Drugs can also be helpful in treating PTSD. These drugs have the potential for serious side effects, so it’s important to work closely with your mental health care provider when discussing your symptoms and effectiveness of your medication. They will try to give you the best medication or combination of medications for your situation. It can take several weeks for these drugs to work.
Medications commonly prescribed to PTSD patients include:
- Antidepressants ease symptoms of depression and anxiety that often accompany PTSD, and may also make it easier to sleep and concentrate.
- Anti-anxiety medications ease extreme anxiety. These drugs have the potential for abuse, so they’re usually only used for short periods of time.
- Prazosin (Minipress) can help reduce or stop nightmares in people with PTSD.

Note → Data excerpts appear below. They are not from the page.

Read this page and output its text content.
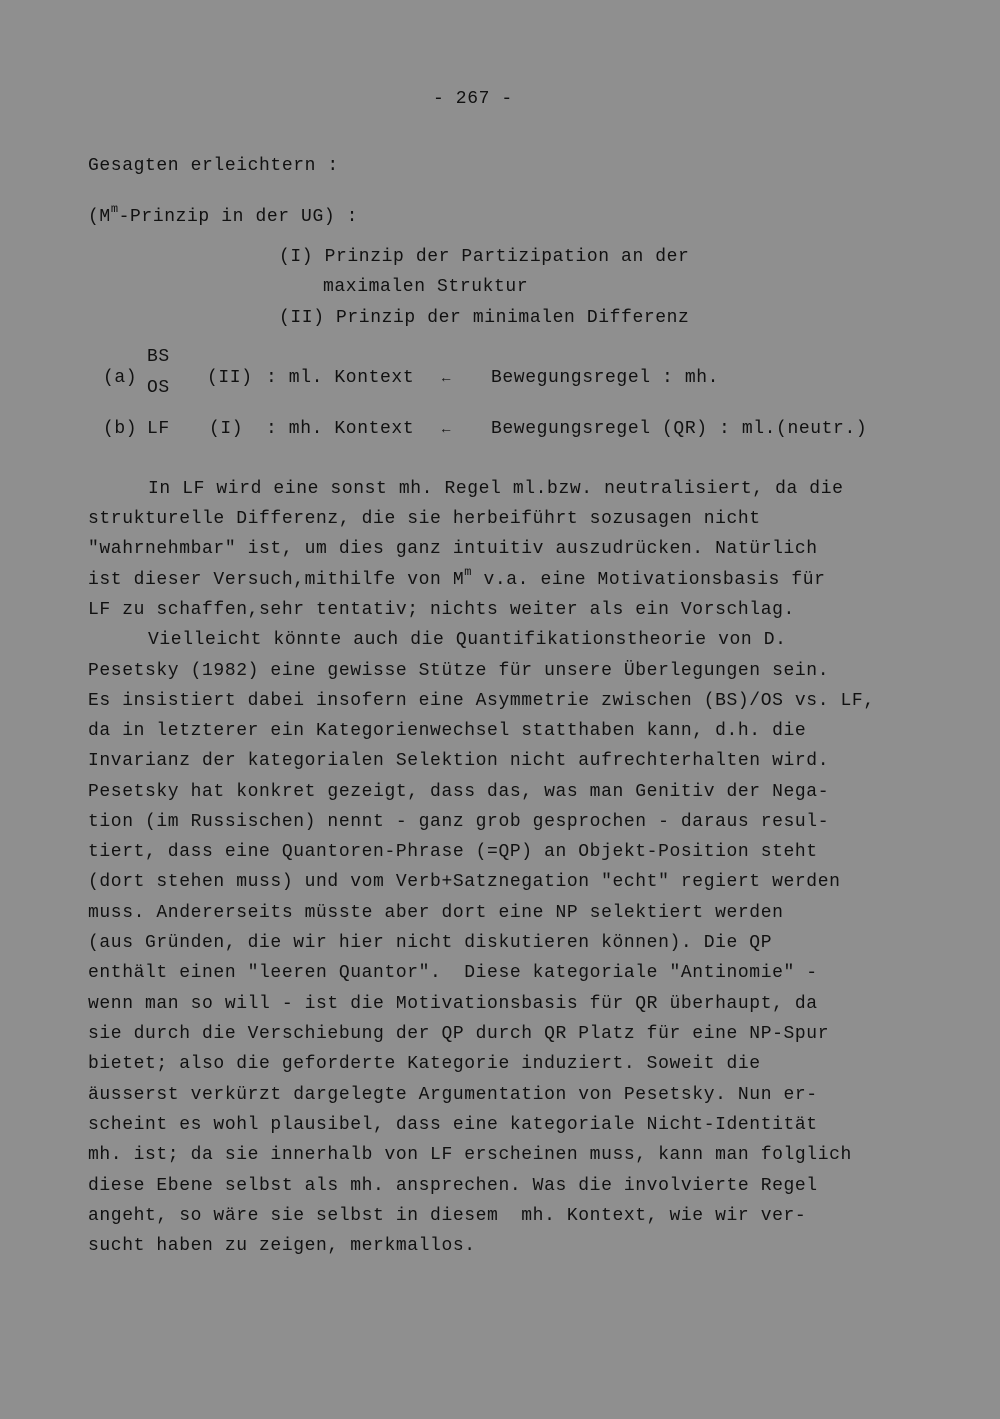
- 267 -
Gesagten erleichtern :
($M^m$-Prinzip in der UG) :
(I) Prinzip der Partizipation an der
maximalen Struktur
(II) Prinzip der minimalen Differenz
(a)
BS
OS (II) : ml. Kontext ← Bewegungsregel : mh.
(b) LF (I) : mh. Kontext ← Bewegungsregel (QR) : ml.(neutr.)
In LF wird eine sonst mh. Regel ml.bzw. neutralisiert, da die
strukturelle Differenz, die sie herbeiführt sozusagen nicht
"wahrnehmbar" ist, um dies ganz intuitiv auszudrücken. Natürlich
ist dieser Versuch,mithilfe von $M^m$ v.a. eine Motivationsbasis für
LF zu schaffen,sehr tentativ; nichts weiter als ein Vorschlag.
Vielleicht könnte auch die Quantifikationstheorie von D.
Pesetsky (1982) eine gewisse Stütze für unsere Überlegungen sein.
Es insistiert dabei insofern eine Asymmetrie zwischen (BS)/OS vs. LF,
da in letzterer ein Kategorienwechsel statthaben kann, d.h. die
Invarianz der kategorialen Selektion nicht aufrechterhalten wird.
Pesetsky hat konkret gezeigt, dass das, was man Genitiv der Nega-
tion (im Russischen) nennt - ganz grob gesprochen - daraus resul-
tiert, dass eine Quantoren-Phrase (=QP) an Objekt-Position steht
(dort stehen muss) und vom Verb+Satznegation "echt" regiert werden
muss. Andererseits müsste aber dort eine NP selektiert werden
(aus Gründen, die wir hier nicht diskutieren können). Die QP
enthält einen "leeren Quantor".  Diese kategoriale "Antinomie" -
wenn man so will - ist die Motivationsbasis für QR überhaupt, da
sie durch die Verschiebung der QP durch QR Platz für eine NP-Spur
bietet; also die geforderte Kategorie induziert. Soweit die
äusserst verkürzt dargelegte Argumentation von Pesetsky. Nun er-
scheint es wohl plausibel, dass eine kategoriale Nicht-Identität
mh. ist; da sie innerhalb von LF erscheinen muss, kann man folglich
diese Ebene selbst als mh. ansprechen. Was die involvierte Regel
angeht, so wäre sie selbst in diesem  mh. Kontext, wie wir ver-
sucht haben zu zeigen, merkmallos.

PTSD is a mental disorder that usually lasts for life. But proper treatment, keeping healthy, and having a strong support system can vastly help in reducing symptoms, allowing you to lead a full and happy life.
Proper self-care is extremely important in managing PTSD. Be sure to follow your treatment plan. It may also help to learn more about PTSD and your hyperarousal symptoms, which can help you to better communicate with your mental healthcare provider and cope with symptoms internally.
Taking good care of your body will also help reduce your symptoms by keeping you physically healthy. This includes
- getting enough sleep
- eating healthfully
Physical illness or strain can exacerbate mental health disorders. Avoid substances like alcohol and drugs, particularly if you’re prone to abusing them.
Having the right support can also make it easier to keep symptoms at bay. Spend time with people you care about and who care about you. You might also want to consider joining a PTSD support group, which you can find online or through your mental healthcare provider.